The idea of the state having a lawful origin is doubtful if not silly.16  Yet that was the idea John Locke proposed to the world in his still widely read Second Treatise of Government.  We may assume that Locke’s foremost ambition was to rescue the concept of the state from the clutches of royalism17 by a requirement of formal representation and institutional checks on the executive power.  However, Locke’s strategy of justifying the state, while at the same time denying any validity to its then current form (royal absolutism), relied on a framework developed by Hobbes, the great modern theorist of royal absolutism.  Hobbes had built his theory on the notion that natural rights are actions that are compatible with the natural human condition—but he had then argued that the natural condition of mankind is one of universal war.  Locke avoided a direct confrontation with Hobbes, but attempted to get round him by means of revisiting the state of nature.  Finding it in peaceful condition—in other words, the Lockean state of nature is simply society itself—Locke could then redefine the natural rights of men as rights people have when in society.  In this way, he could suppose that the state arises within the bosom of society and subject to its law, in response to a perceived problem of inefficient law enforcement, rather than as an all or nothing alternative to the destructions of war.  Consequently, the Lockean state was not tainted with the violence and fear from which the Hobbesian state had sprung.  However, it was a state, complete with a sovereign legislative power over its territory and everyone in it.  Locke never explained the great mystery why rational men, living in society, but facing a problem of inefficiency, should freely agree to submit to a monolithic, territorially delimited, permanent organisation of rule like the modern state.  Modern political liberalism tried to find a solution in minimizing the role of the state, by assuming that people in natural society only needed an organisation to deal with the problems of elucidating, administering and enforcing justice in accordance with natural law.  Admittedly, this interpretation has a strong basis in the texts of Locke; but it does not solve the mystery.  Why should the solution to the problems of uncertain justice be the state, an organisation that by its very design and constitution cannot be held to lawful conduct?
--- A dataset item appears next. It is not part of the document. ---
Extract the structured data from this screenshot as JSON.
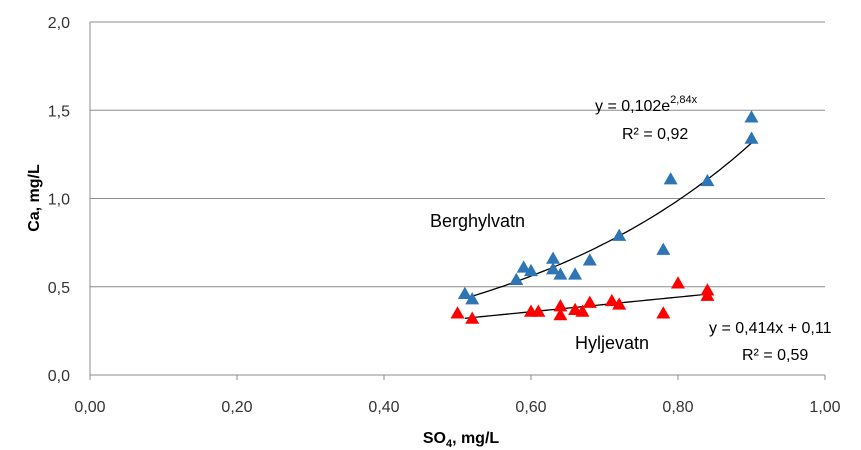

The mystery disappears if we drop the Lockean pretence and return to Hobbes: the state was designed not to assist society, but to survive a breakdown of society or state of war.18  When there is a breakdown of law-based order, the prospects for survival and for a speedy return to normalcy may depend on the form lawlessness takes in the mean time.  In this way, and perhaps only in this way, liberalism can be reconciled with the state—by confining the role of the state to large scale emergencies and disasters.  This solution recalls the Roman theory of dictatorship: in times of war people have to give up the attempt to live according to law and to enforce the rules of justice; instead a dictatorship is installed, in the form of the temporary emergency rule of a supreme commander or warlord.  Unfortunately, in the modern world law became hostage to the state, when the state claimed rulership in times of peace as well as war.